Pattern choice depends on independence, ordering, and pressure. Code alone often hides that.
State what must not block
Many weak outputs come from missing dependency details. Tell the skill which libraries are sync-only, which calls may block, and what you cannot replace yet. That lets it recommend containment patterns such as asyncio.to_thread() instead of unsafe “async rewrites” that still block the event loop.
Ask for failure handling explicitly
If you care about production readiness, ask for:
- timeouts
- retries
- cancellation behavior
- cleanup on task failure
- bounded concurrency
- backpressure handling
These concerns materially change the code. If you omit them, first-pass output may look correct but behave poorly under real traffic.
Request a pattern choice before code generation
A strong way to use async-python-patterns guide style output is:
“First choose the right async pattern and explain why. Then provide code.”
This avoids premature code generation and surfaces whether you should use simple awaits, gather, semaphores, queues, background workers, or thread offloading.
Improve first-pass output through iteration
After the first response, refine with focused follow-ups such as:
- “Now make outbound calls concurrency-limited to 10.”
- “Show where cancellation propagates.”
- “Mark any sync boundaries that should remain sync.”
- “Separate CPU-bound parsing from I/O-bound fetches.”
- “Add notes for FastAPI request lifecycle integration.”
This turns async-python-patterns usage into a practical design loop instead of a one-shot answer.
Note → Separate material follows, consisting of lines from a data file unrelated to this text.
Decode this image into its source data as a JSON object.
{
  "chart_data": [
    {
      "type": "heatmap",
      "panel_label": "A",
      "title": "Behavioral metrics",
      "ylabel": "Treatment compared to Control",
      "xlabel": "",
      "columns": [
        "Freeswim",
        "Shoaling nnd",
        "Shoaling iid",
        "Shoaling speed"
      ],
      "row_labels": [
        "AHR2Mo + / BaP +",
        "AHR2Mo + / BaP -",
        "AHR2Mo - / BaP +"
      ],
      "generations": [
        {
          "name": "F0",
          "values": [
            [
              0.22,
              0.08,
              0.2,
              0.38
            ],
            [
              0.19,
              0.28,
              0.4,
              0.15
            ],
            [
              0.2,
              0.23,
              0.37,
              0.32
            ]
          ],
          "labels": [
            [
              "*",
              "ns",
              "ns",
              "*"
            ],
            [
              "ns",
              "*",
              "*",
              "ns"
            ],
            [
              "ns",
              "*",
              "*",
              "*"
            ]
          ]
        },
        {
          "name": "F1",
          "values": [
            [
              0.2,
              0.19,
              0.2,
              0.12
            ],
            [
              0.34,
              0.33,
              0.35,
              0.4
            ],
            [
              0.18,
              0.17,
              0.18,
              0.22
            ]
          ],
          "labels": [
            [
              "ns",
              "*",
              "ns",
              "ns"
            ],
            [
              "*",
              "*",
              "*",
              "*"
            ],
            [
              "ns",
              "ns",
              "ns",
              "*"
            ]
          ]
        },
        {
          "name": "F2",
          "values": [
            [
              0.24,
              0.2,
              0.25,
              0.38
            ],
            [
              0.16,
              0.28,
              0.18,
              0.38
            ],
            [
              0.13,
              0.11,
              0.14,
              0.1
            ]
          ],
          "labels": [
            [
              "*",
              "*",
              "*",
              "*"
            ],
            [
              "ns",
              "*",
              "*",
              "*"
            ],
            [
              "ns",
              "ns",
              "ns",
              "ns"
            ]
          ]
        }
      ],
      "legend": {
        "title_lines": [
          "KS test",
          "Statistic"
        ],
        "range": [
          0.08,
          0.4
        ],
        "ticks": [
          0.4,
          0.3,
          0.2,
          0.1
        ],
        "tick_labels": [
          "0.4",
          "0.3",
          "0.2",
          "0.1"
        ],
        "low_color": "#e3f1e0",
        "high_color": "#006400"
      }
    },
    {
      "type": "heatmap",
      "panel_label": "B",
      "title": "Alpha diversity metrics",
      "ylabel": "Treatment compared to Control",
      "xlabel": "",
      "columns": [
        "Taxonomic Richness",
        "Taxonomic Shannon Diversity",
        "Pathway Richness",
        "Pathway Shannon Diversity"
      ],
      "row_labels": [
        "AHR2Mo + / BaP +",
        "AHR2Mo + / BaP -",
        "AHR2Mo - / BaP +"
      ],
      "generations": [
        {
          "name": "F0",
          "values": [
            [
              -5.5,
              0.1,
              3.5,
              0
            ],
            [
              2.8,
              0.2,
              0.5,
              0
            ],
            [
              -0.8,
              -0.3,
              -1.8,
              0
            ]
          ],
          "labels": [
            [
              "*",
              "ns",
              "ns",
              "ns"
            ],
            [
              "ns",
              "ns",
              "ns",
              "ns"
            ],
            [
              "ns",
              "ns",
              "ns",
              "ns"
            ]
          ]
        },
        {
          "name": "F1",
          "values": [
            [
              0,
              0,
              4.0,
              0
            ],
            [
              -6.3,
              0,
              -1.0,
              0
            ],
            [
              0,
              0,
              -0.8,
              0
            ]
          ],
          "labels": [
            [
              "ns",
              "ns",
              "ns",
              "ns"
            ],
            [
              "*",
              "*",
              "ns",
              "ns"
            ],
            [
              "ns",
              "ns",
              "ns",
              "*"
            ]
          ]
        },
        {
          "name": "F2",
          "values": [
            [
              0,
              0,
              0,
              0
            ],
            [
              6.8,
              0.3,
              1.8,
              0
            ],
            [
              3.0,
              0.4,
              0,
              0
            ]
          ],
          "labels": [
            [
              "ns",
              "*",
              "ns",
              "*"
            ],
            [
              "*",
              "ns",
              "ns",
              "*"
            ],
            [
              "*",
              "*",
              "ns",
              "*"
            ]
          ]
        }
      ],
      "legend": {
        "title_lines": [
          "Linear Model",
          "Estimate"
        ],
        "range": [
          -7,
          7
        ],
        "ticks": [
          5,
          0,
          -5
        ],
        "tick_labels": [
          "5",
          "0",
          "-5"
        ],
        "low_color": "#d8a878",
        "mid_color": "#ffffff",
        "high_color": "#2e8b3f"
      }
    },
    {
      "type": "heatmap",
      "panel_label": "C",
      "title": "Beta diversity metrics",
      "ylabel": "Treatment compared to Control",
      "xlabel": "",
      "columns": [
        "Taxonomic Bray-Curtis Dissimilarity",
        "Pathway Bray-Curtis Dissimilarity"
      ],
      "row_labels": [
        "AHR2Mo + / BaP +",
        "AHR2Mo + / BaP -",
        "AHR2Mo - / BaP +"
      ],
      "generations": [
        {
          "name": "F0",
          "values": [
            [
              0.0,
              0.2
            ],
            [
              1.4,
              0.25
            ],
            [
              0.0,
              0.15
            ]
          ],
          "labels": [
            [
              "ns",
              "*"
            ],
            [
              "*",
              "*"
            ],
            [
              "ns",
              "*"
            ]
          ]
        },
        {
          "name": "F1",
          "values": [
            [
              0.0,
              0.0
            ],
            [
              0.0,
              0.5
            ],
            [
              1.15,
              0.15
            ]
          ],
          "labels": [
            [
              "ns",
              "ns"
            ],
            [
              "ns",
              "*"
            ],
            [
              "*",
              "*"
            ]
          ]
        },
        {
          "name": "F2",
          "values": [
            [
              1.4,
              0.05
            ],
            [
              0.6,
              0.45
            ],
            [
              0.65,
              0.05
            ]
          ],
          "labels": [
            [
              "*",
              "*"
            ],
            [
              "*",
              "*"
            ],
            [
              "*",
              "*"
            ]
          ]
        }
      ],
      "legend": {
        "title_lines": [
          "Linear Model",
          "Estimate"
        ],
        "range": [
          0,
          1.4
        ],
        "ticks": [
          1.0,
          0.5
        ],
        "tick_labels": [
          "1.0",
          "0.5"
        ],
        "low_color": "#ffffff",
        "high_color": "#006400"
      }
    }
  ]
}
Common failure modes to watch for
Watch for these issues in generated output:
- wrapping blocking code in
async defwithout making it non-blocking - using unbounded concurrency
- mixing sync and async database access in one flow
- treating CPU-bound work as if async will speed it up
- missing timeout or cancellation paths
- overcomplicating simple scripts that should stay sync
If you see any of these, ask the skill to simplify or to justify the async architecture from first principles.
Best way to evaluate whether the skill helped
A good async-python-patterns install decision is not based on how much code it generates. Judge it by whether it helps you answer:
- should this become async at all?
- where are the true bottlenecks?
- what must remain sync or move to a thread/process?
- what concurrency controls are necessary?
- what operational risks appear after the refactor?
If the skill improves those decisions, it is doing useful work beyond a repo skim or generic prompt.